For his part, John Paul II in his Theology of the Body, posits that the human person as an embodied reality is a mystery. One of his insights during his time under Nazi occupation is that totalitarianism works on a complete oversight of the person, especially of the body, wherein nothing escapes its gaze and control. Such a body is one stripped of mystery. Now, following his hero in phenomenology Max Scheler, it is true that John Paul argued the mystery of the person can be accessed through the portal of the body. Nevertheless, that access must be unlocked by the key of a theological lexicon. The theological language through which the meaning of the body is unlocked is found not in the body per se, but is handed down to us by divine revelation. However, because of divine revelation, the body in itself becomes heavy with meaning. What this means is that the body does have inherent meaning, but that would not be self-evident within a purely biological frame of reference.

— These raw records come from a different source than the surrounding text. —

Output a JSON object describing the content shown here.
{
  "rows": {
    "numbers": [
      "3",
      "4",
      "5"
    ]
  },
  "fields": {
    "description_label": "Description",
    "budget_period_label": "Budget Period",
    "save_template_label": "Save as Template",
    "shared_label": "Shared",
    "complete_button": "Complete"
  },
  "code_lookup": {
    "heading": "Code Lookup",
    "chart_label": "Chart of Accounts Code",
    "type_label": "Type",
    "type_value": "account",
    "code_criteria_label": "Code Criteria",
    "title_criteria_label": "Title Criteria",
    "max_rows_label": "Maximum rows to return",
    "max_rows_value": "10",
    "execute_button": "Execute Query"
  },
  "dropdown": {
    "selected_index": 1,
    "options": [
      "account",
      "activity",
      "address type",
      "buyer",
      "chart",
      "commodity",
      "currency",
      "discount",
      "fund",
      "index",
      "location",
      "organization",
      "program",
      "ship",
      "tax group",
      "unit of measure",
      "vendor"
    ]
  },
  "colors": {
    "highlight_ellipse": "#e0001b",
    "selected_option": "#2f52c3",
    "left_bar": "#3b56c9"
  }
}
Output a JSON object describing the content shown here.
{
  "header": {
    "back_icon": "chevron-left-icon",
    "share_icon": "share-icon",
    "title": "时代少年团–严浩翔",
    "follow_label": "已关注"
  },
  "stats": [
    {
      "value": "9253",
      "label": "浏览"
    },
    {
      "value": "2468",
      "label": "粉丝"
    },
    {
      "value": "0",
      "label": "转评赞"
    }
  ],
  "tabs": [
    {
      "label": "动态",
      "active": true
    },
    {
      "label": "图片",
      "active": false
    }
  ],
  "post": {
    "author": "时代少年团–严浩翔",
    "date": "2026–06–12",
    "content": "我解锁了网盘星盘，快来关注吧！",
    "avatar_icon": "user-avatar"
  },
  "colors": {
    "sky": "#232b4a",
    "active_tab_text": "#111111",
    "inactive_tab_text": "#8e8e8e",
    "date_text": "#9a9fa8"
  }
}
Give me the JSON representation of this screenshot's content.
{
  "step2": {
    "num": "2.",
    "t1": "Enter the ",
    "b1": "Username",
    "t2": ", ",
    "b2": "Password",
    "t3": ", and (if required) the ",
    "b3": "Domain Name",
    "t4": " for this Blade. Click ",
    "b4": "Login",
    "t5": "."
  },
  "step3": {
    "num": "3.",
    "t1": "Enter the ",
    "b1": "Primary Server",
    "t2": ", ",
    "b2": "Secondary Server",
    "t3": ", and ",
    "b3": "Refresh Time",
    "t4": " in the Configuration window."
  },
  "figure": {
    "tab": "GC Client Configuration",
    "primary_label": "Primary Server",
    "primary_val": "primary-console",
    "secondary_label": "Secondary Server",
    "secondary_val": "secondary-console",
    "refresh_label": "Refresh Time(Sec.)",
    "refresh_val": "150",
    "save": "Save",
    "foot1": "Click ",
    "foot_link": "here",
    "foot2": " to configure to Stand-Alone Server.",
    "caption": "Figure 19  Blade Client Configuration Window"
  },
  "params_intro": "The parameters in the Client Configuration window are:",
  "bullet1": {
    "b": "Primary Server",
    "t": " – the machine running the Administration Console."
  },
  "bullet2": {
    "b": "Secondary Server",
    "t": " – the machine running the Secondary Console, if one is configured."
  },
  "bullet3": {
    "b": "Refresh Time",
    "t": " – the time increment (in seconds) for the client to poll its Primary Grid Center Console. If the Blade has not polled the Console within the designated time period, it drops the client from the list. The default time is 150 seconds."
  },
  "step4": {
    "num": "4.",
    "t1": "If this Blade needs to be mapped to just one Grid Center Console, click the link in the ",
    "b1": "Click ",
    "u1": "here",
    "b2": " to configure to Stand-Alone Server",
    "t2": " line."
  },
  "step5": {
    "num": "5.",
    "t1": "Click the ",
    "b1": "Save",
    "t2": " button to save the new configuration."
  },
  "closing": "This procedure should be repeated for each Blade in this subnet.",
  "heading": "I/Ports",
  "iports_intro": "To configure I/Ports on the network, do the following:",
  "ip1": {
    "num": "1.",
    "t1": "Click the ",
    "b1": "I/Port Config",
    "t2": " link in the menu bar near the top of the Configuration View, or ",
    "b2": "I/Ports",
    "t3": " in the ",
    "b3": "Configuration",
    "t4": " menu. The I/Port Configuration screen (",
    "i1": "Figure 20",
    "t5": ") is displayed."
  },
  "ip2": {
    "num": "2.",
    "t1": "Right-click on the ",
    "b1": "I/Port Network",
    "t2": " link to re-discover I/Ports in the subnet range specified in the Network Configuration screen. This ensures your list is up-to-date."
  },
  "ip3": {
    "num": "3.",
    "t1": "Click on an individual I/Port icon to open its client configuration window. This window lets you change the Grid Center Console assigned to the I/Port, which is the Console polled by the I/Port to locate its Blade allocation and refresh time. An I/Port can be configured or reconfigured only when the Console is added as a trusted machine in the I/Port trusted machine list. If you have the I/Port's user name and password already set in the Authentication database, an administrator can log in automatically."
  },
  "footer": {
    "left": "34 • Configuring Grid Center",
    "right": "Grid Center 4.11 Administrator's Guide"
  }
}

Coming from a different starting point, Judith Butler’s Bodies that Matter provides another interesting insight into the body’s meaning. Unlike John Paul II, Butler would argue that the body has no inherent significance. Nevertheless, Butler does still say that bodies do indeed matter. Where it gets interesting is how these bodies matter. Butler argues that if a body does matter, what it is doing is signifying its significance. And it is these signifiers that are communicated to us through representation. These representations are the signs and symbols that cloak the body. Thus, Butler says, there is “no reference to a pure materiality except via materiality” (68), that is the materiality of the signifier.

In both accounts, a gap thus emerges between “the body as such” and the body that is meaningfully presented to us. In order for the body to mean something, it will constantly try to transcend its own materiality to establish some link between its flesh and the symbols to which flesh is given meaning.

Why this is relevant for my consideration of pop culture is that it relies upon an account of the body that cannot remain inert. Indeed, because of the gap that lies between its sheer materiality and its signification, it is always trying to transcend itself to establish its own significance, to itself and to others. To call pop culture “materialistic” would thus be a serious misnomer.